Cognitive systems: a new era of computing
Cognitive computing refers to the development of computer systems modeled after the human brain. Cognitive computing integrates technology and biology in an attempt to re-engineer the brain, one of the most effective computers on Earth. Cognitive computing integrates the idea of a neural network, a series of events and experiences which the computer organizes to make decisions.
Inside Google’s secretive X laboratory, known for inventing self-driving cars and augmented reality glasses, a small group of researchers began working several years ago on a simulation of the human brain. There Google scientists created one of the largest neural networks for machine learning by connecting 16,000 computer processors, which they turned loose on the internet to learn on its own. Presented with 10 million digital images found in YouTube videos, what did Google’s brain do? What millions of humans do with YouTube: looked for cats.
The pretty amazing takeaway here is that this 16,000-processor neural network, spread out over 1,000 linked computers, was not told to look for any one thing, but instead discovered that a pattern revolved around cat pictures on its own. The network itself does not know what a cat is. What it does realize, however, is that there is something that it can recognize as being the same thing, and if we gave it the word, it would very well refer to it as “cat.” The system had a digital thought.
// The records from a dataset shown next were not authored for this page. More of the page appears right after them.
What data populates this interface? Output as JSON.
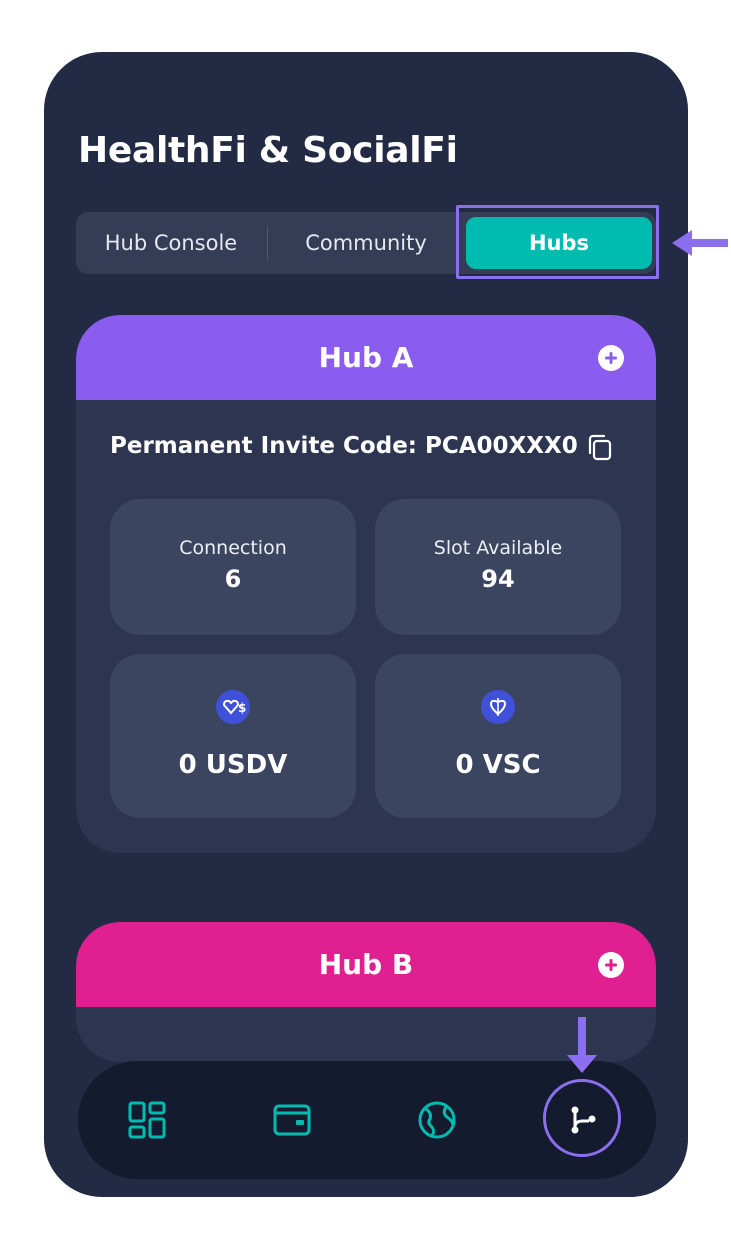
{
  "app": {
    "title": "HealthFi & SocialFi"
  },
  "tabs": [
    {
      "label": "Hub Console",
      "active": false
    },
    {
      "label": "Community",
      "active": false
    },
    {
      "label": "Hubs",
      "active": true
    }
  ],
  "hubs": [
    {
      "name": "Hub A",
      "header_color": "#8b5cf0",
      "invite_label": "Permanent Invite Code:",
      "invite_code": "PCA00XXX0",
      "stats": {
        "connection": {
          "label": "Connection",
          "value": "6"
        },
        "slot": {
          "label": "Slot Available",
          "value": "94"
        }
      },
      "balances": [
        {
          "icon": "usdv-coin-icon",
          "value": "0 USDV"
        },
        {
          "icon": "vsc-coin-icon",
          "value": "0 VSC"
        }
      ]
    },
    {
      "name": "Hub B",
      "header_color": "#e01f90"
    }
  ],
  "nav": {
    "items": [
      {
        "icon": "dashboard-icon",
        "active": false
      },
      {
        "icon": "wallet-icon",
        "active": false
      },
      {
        "icon": "globe-icon",
        "active": false
      },
      {
        "icon": "hubs-branch-icon",
        "active": true
      }
    ]
  },
  "colors": {
    "background": "#222a44",
    "accent_teal": "#00bcb0",
    "highlight": "#8b6ff0"
  }
}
The Google research provides new evidence that existing machine learning algorithms improve greatly as the machines are given access to large pools of data. The size of the network is important, too, and the human brain is a million times larger in terms of the number of neurons and synapses than Google X’s simulated mind, according to the researchers.
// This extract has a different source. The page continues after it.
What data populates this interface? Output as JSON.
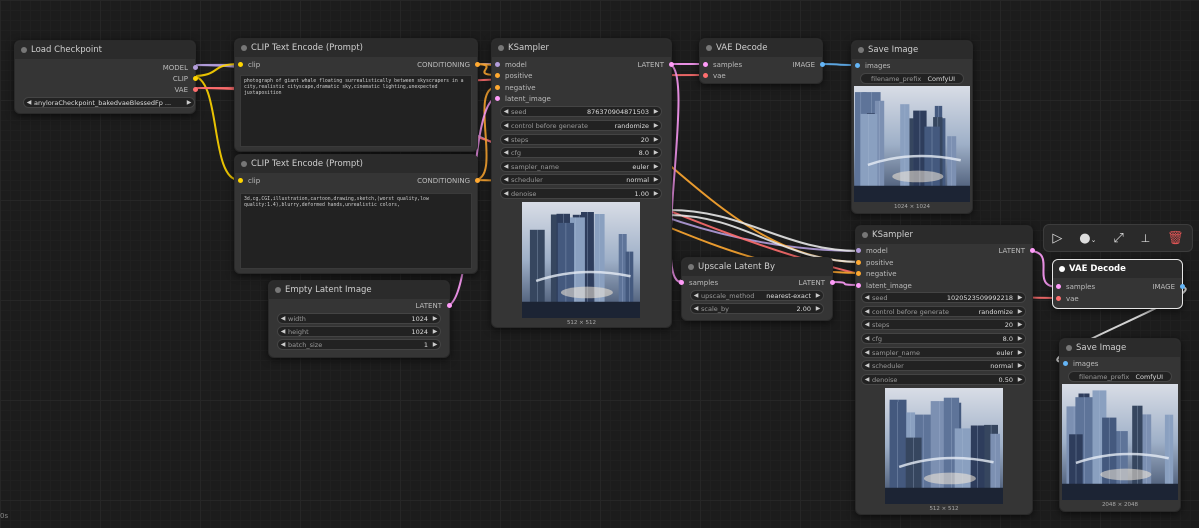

Google researchers are not alone in exploiting those techniques, which are referred to as “deep learning” models. In 2011, Microsoft scientists presented research showing that the techniques could be applied equally well to build computer systems to understand human speech.
Deep learning methods are based on two ideas:
- Learning multiple levels of representation in order to model complex relationships among data, and
- Learning representations from unlabeled data.
Whereas in today’s programmable era, computers essentially process a series of “if then what” equations, cognitive systems learn, adapt, and ultimately hypothesize and suggest answers. Cognitive systems are designed for statistical analytics. Watson, the Jeopardy-winning system from IBM, is an early example. When Watson answers a question it analyzes uncertain data, and develops a statistical ranking and a level of confidence in its answers.
Potential applications include improvements to image search, speech recognition and machine language translation.